1816 Byron Summer Tour

1816 Byron Summer Tour

In the summer of 1816, Shelley, Mary, and Claire visited Byron at his Villa Diodati in Coligny. The villa is high on a hill, overlooking Lake Geneva (also known locally as Lac Leman). About halfway down the hill was a modest cottage, where the trio stayed from May until the end of August. Shelley and Byron enjoyed boating, and in June toured the lake to its easternmost border including a visit the castle of Chillon—a round trip of roughly ninety miles.

The party first stayed at the Hotel Angleterre in Geneva. The building is currently undergoing a rather drastic renovation. The building company, however, has draped the building site with early images of the hotel, including the one below, which shows the hotel in 1800.

The group moved to Cologny, where Byron lived at the Villa Diodati, and the Shelley party occupied a cottage between the villa and the lake.

Byron’s Villa Diodati still stands in Coligny on a private road (the Champs du Parc-de-Montelegre). The building is on a high slope overlooking Lake Geneva. Below it, a nineteenth-century villa has been built on the site of Shelley’s cottage. Members of the Byron Society were allowed inside Diodati a few years ago, but the property is privately owned and not available to visitors.

The Coach House.

The northeastern view from Byron’s home in Coligny.

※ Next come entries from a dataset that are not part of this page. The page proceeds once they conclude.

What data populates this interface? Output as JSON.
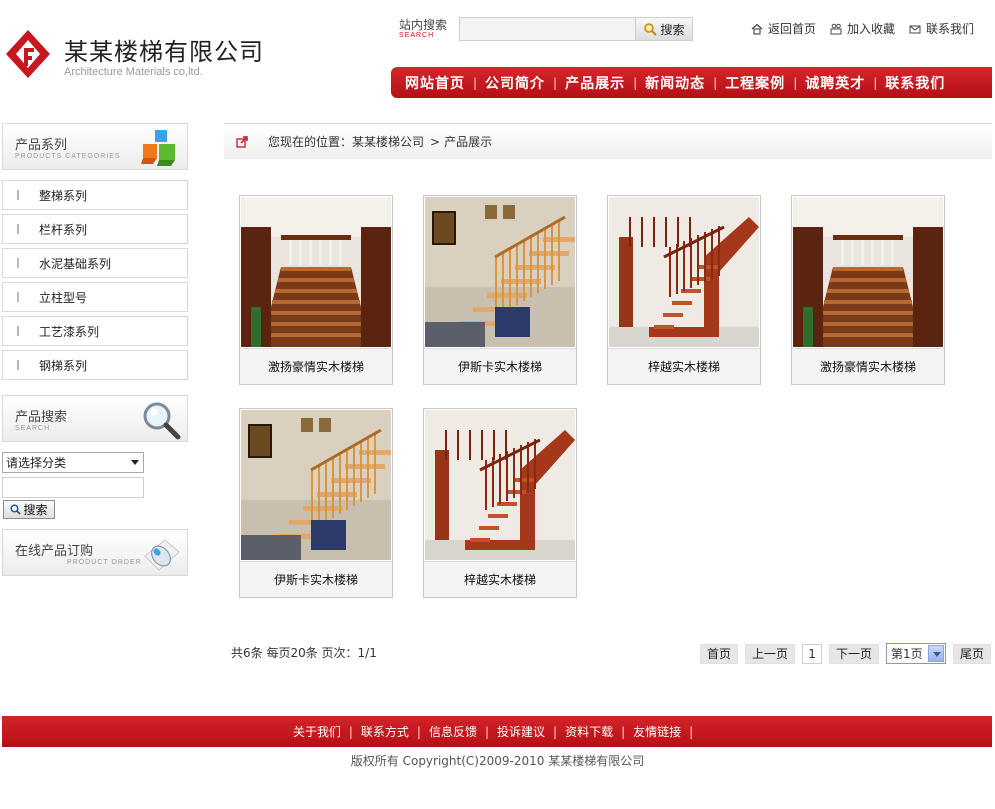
{
  "brand": {
    "name": "某某楼梯有限公司",
    "subtitle": "Architecture Materials co,ltd.",
    "logo_color": "#c7161e"
  },
  "site_search": {
    "title": "站内搜索",
    "subtitle": "SEARCH",
    "button_label": "搜索",
    "value": ""
  },
  "quick_links": [
    {
      "label": "返回首页",
      "icon": "home-icon"
    },
    {
      "label": "加入收藏",
      "icon": "bookmark-icon"
    },
    {
      "label": "联系我们",
      "icon": "mail-icon"
    }
  ],
  "nav": {
    "items": [
      "网站首页",
      "公司简介",
      "产品展示",
      "新闻动态",
      "工程案例",
      "诚聘英才",
      "联系我们"
    ],
    "separator": "|",
    "color": "#c7161e"
  },
  "sidebar": {
    "categories_title": "产品系列",
    "categories_subtitle": "PRODUCTS CATEGORIES",
    "categories": [
      "整梯系列",
      "栏杆系列",
      "水泥基础系列",
      "立柱型号",
      "工艺漆系列",
      "钢梯系列"
    ],
    "search_title": "产品搜索",
    "search_subtitle": "SEARCH",
    "search_select": "请选择分类",
    "search_input": "",
    "search_button": "搜索",
    "order_title": "在线产品订购",
    "order_subtitle": "PRODUCT ORDER"
  },
  "breadcrumb": {
    "prefix": "您现在的位置：",
    "home": "某某楼梯公司",
    "separator": ">",
    "current": "产品展示"
  },
  "products": [
    {
      "name": "激扬豪情实木楼梯",
      "style": "classic"
    },
    {
      "name": "伊斯卡实木楼梯",
      "style": "modern"
    },
    {
      "name": "梓越实木楼梯",
      "style": "red"
    },
    {
      "name": "激扬豪情实木楼梯",
      "style": "classic"
    },
    {
      "name": "伊斯卡实木楼梯",
      "style": "modern"
    },
    {
      "name": "梓越实木楼梯",
      "style": "red"
    }
  ],
  "pagination": {
    "info": "共6条  每页20条  页次：1/1",
    "first": "首页",
    "prev": "上一页",
    "current_page": "1",
    "next": "下一页",
    "select_value": "第1页",
    "last": "尾页"
  },
  "footer": {
    "links": [
      "关于我们",
      "联系方式",
      "信息反馈",
      "投诉建议",
      "资料下载",
      "友情链接"
    ],
    "separator": "|",
    "copyright": "版权所有  Copyright(C)2009-2010 某某楼梯有限公司"
  }
}
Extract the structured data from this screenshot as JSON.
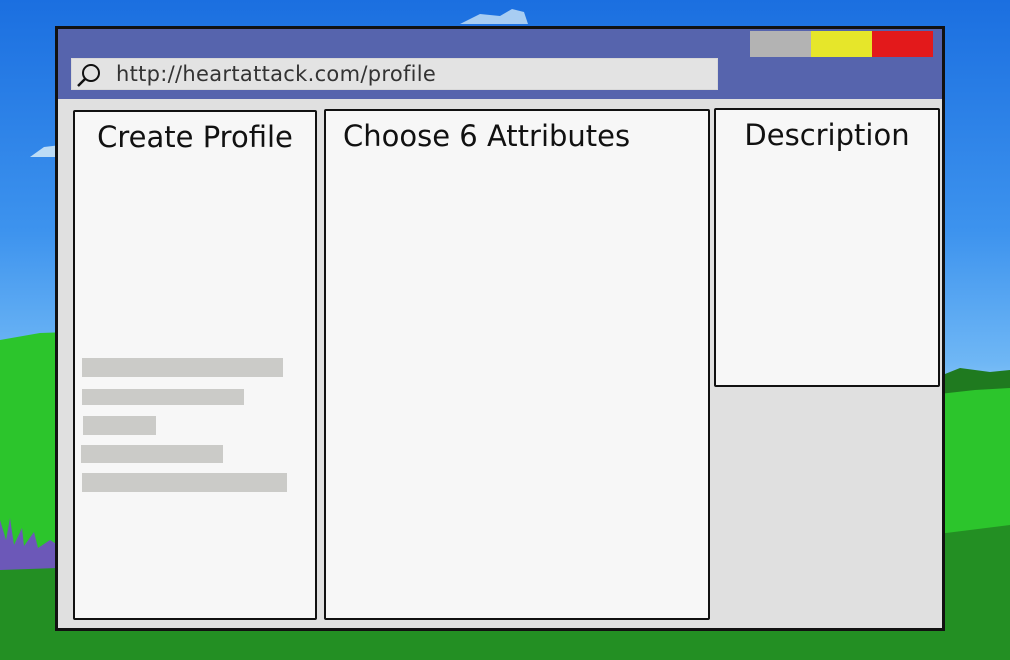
{
  "window": {
    "address_url": "http://heartattack.com/profile",
    "icons": {
      "search": "search-icon"
    },
    "controls": {
      "minimize_color": "#b3b3b3",
      "maximize_color": "#e6e62a",
      "close_color": "#e3191b"
    }
  },
  "panels": {
    "create_profile": {
      "title": "Create Profile"
    },
    "attributes": {
      "title": "Choose 6 Attributes"
    },
    "description": {
      "title": "Description"
    }
  },
  "colors": {
    "titlebar": "#5664ad",
    "sky": "#2f86ea",
    "grass": "#2fc72f",
    "panel_bg": "#f7f7f7",
    "placeholder": "#cbcbc8"
  }
}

Villa Diodati—eastern face.

North view from the site of Shelley’s cottage at Coligny.

The wall surrounding Diodati.


North face of Diodati, overlooking the lake.

Although "Mont Blanc" was appended to the History of a Six Weeks’ Tour, the Shelleys did not actually see the Chamonix glaciers, Mer de glace, and Vale of Arve until the 1816 trip two years later. They of course can still be found, although the best views of the glaciers are reserved for the intrepid hiker who follows the three-mile trail leading up from the Mont Blanc tunnel car park.

A four-lane highway now borders the Vale of Arve, but there are ample pullouts that allow tourists to descend (the descent is a bit scary in spots) and have something approaching Shelley’s own view in "Mont Blanc." After making twenty or so stops, I found the site which best seemed to approximate the view described in the poem—complete with a nest of clouds partially obscuring Mont Blanc’s summit.